Gênero e ESG no setor público: o que empresas privadas podem aprender com a governança pública ibero-americana

Em junho de 2025, uma parceria estratégica entre o CONACI (Conselho Nacional de Controle Interno) e a SEGIB (Secretaria-Geral Ibero-Americana) marcou um avanço importante na integração entre governança pública, equidade de gênero e práticas ESG. O objetivo da iniciativa é claro: desenvolver e disseminar boas práticas que conectem sustentabilidade, inclusão e controle interno nos países da comunidade ibero-americana.

Mas essa não é uma pauta exclusiva do setor público. Para as empresas privadas, esse movimento é um sinal inequívoco: ESG com perspectiva de gênero veio para ficar — e aprender com os avanços da gestão pública pode acelerar a maturidade das organizações privadas nessa jornada.

A governança pública como laboratório ESG

Governos lidam com uma pressão constante por transparência, equidade e impacto social. Em resposta a essa realidade, muitos vêm implementando políticas que integram ESG às decisões orçamentárias, aos processos de auditoria interna e aos indicadores de desempenho.

Essa estrutura, construída sob forte fiscalização social e legal, se torna um verdadeiro laboratório de boas práticas para o setor privado. Empresas podem — e devem — observar como políticas públicas bem estruturadas alinham sustentabilidade com metas de equidade, especialmente em relação ao protagonismo feminino e à inclusão de grupos minorizados.

Controle interno e gênero: um elo estratégico

Segundo o CONACI, o controle interno tem papel fundamental na efetividade das políticas de ESG e gênero. Isso envolve desde o mapeamento de riscos socioambientais até a verificação do cumprimento de metas ligadas à diversidade e à inclusão.

Empresas que ainda tratam a equidade de gênero como uma pauta periférica tendem a perder competitividade, reputação e até talentos.
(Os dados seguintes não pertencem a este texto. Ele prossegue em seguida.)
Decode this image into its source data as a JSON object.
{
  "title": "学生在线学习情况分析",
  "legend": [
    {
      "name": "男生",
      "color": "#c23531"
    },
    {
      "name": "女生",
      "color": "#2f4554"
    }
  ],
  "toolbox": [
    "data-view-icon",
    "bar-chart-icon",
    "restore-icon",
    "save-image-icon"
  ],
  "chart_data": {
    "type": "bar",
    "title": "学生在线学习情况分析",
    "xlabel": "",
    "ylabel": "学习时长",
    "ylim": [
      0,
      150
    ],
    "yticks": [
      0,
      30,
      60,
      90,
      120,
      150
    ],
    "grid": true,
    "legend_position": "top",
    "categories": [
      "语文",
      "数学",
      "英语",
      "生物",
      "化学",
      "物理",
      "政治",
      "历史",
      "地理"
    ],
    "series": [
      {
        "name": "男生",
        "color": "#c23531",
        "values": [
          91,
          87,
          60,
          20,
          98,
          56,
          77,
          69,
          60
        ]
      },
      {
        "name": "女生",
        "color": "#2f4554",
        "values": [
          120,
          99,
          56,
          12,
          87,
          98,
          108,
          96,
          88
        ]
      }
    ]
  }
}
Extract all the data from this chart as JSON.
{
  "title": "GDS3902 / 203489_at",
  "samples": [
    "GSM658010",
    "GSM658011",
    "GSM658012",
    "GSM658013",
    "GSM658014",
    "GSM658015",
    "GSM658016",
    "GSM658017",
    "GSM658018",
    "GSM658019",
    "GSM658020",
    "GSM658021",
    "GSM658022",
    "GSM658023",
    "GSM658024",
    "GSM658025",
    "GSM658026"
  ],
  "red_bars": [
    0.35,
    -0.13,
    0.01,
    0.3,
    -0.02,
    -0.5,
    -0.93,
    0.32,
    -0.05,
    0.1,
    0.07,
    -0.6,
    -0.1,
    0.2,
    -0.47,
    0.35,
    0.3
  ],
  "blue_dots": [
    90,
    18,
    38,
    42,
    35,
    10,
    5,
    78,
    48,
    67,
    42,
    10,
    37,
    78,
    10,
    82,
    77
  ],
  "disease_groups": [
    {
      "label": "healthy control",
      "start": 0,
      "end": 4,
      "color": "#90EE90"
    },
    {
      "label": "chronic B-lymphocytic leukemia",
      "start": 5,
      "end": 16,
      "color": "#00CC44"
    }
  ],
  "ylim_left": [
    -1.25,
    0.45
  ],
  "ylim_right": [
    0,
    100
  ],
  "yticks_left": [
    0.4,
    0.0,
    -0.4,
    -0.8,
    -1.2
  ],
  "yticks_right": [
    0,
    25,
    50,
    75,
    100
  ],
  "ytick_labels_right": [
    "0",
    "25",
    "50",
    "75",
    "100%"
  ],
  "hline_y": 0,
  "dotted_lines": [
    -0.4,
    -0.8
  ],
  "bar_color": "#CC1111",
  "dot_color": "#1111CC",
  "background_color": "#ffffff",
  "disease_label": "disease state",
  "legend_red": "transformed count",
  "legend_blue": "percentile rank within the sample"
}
Incorporar indicadores de diversidade aos sistemas de gestão e monitoramento é uma etapa essencial para evoluir de um ESG “de discurso” para um ESG com resultado.

ESG com lentes de gênero: vantagem competitiva real

Mais do que uma obrigação moral, a integração da perspectiva de gênero às práticas ESG representa uma vantagem estratégica. Diversas pesquisas apontam que empresas com maior diversidade em cargos de liderança apresentam:

  • Melhores resultados financeiros,
  • Menor rotatividade de equipes,
  • Maior capacidade de inovação,
  • E melhor reputação perante investidores e consumidores.

A articulação entre CONACI e SEGIB aponta justamente para isso: uma nova era da governança, onde sustentabilidade, inclusão e ética caminham juntas — tanto no setor público quanto no privado.